The American Heart Association announced the new guidelines for high blood pressure in its conference in Anaheim on Monday. It also recommends “lifestyle modifications” for lowering and maintaining a normal blood pressure without taking medications.
The new guidelines lower the threshold for high blood pressure, as the high blood pressure drops to 130 over 80 from 140 over 90. The normal blood pressure rate is under 120 over 80.
The change in the rate adds about 30 million Americans who have high blood pressure. It also means an added 14 percent of U.S. adults have the said condition. However, only two percent will need to take medication, while the rest will just have healthy lifestyles, according to ABC News.
Dr. Paul Whelton, a physician from Tulane University and who led the guidelines panel, said that he has no doubt there will be controversy. He further said that he is sure there will be people saying they have a hard enough time getting to 140. On the other hand, he added, that the risk for heart disease, stroke and other problems drops as blood pressure improves. He continues that the new advice “is more honest” about how many people have a problem.

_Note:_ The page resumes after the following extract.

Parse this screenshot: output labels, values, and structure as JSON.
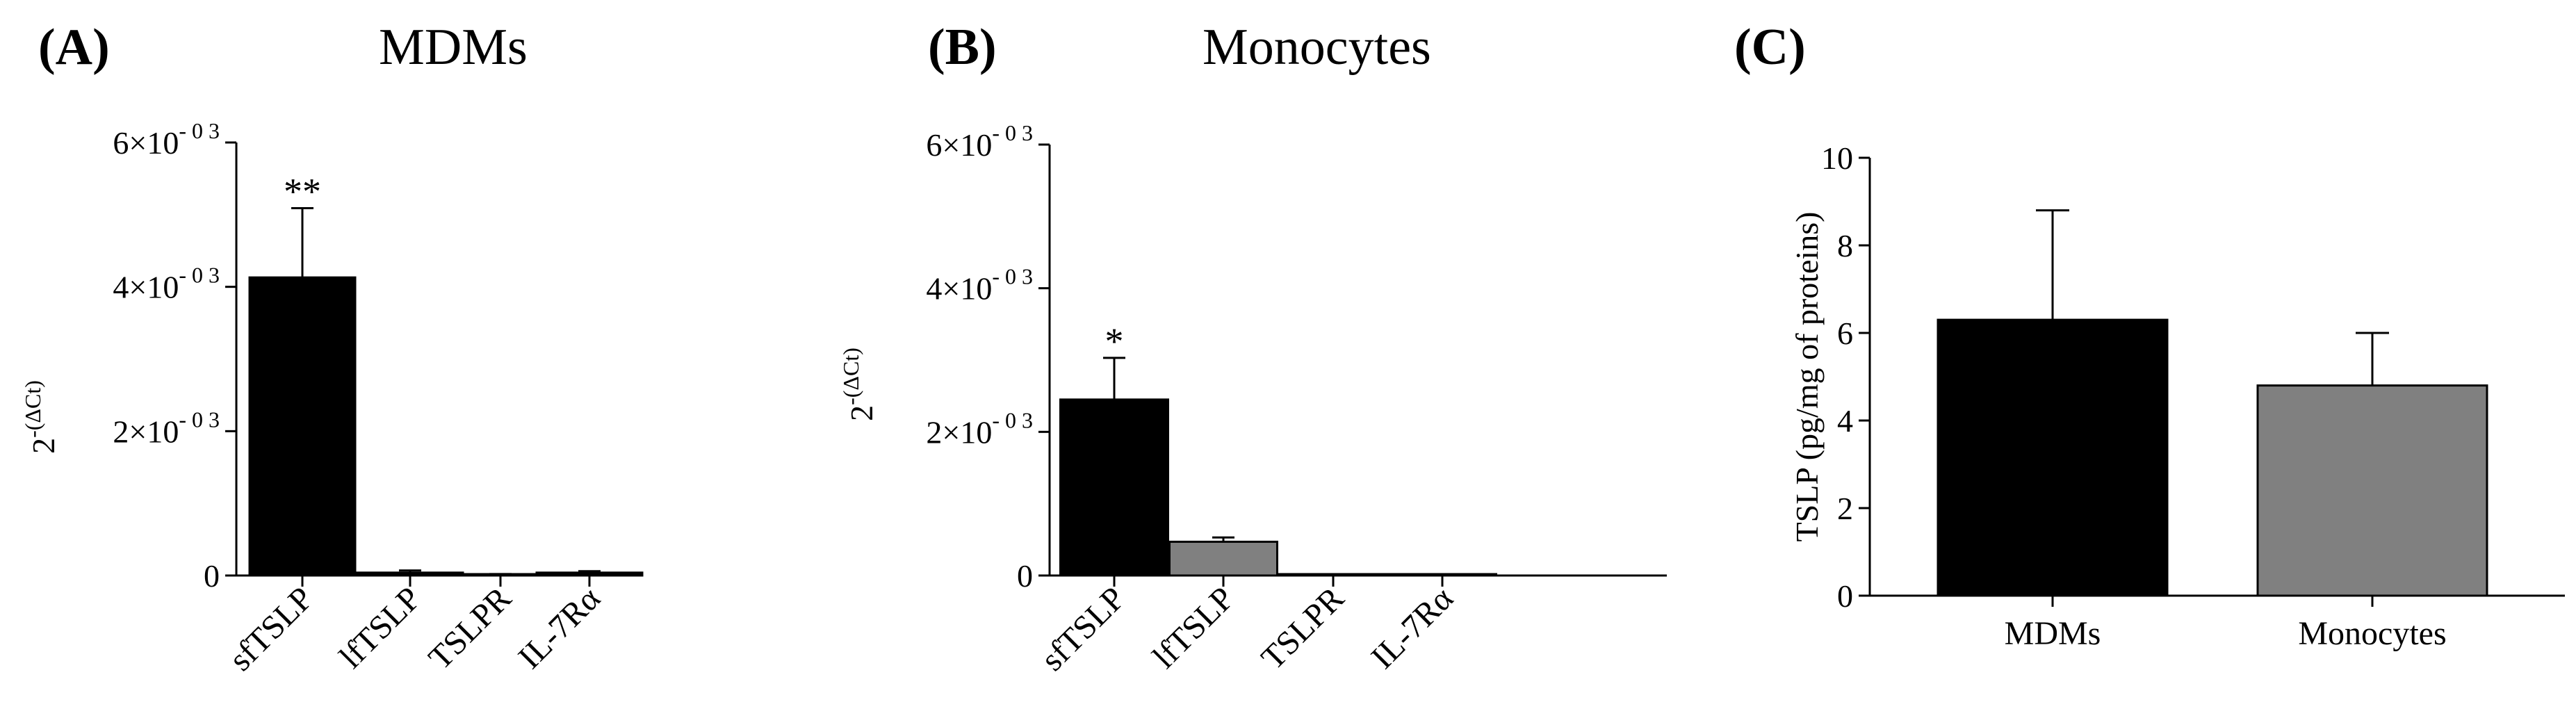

For the first time in 14 years, the definition of high blood pressure or hypertension have been changed based on... https://t.co/ZPJVXu0Fow— PSLDenver (@PresStLukesDenv) November 16, 2017
To combat high blood pressure, the AHA recommends the following “lifestyle modifications,” which are based on the latest research.
1. Maintain normal, healthy weight.
People must maintain a normal and healthy weight. The normal body mass index (BMI) is between 18.5 and 24.9. Physicians also recommend losing one kilogram at a period of time to get to the normal and healthy weight. With this, the average American could have one mmHg drop in systolic blood pressure for every one-kilogram reduction in body weight.
2. Have regular exercises.
One type of exercise that could lower blood pressure is aerobic exercise. Meanwhile, the AHA recommends dynamic and isometric resistance exercises for strength training. Dynamic exercises include squats, tricep dips, and bicep curls.
3. Have this DASH diet.
New York Times reports that DASH diet could lower blood pressure by as much as 11 points. DASH features vegetables, fruits, whole grains and low-fat dairy.
It is also recommendable to reduce sodium intake. The low sodium and high potassium diets could lower the systolic blood pressure by about four to six mmHg.
4. Drink alcohol in moderation.
Drinking in moderation could lower the systolic blood pressure by up to four mmHg. AHA advises men to drink less than or up to two drinks every day. And for women, up to one drink each day.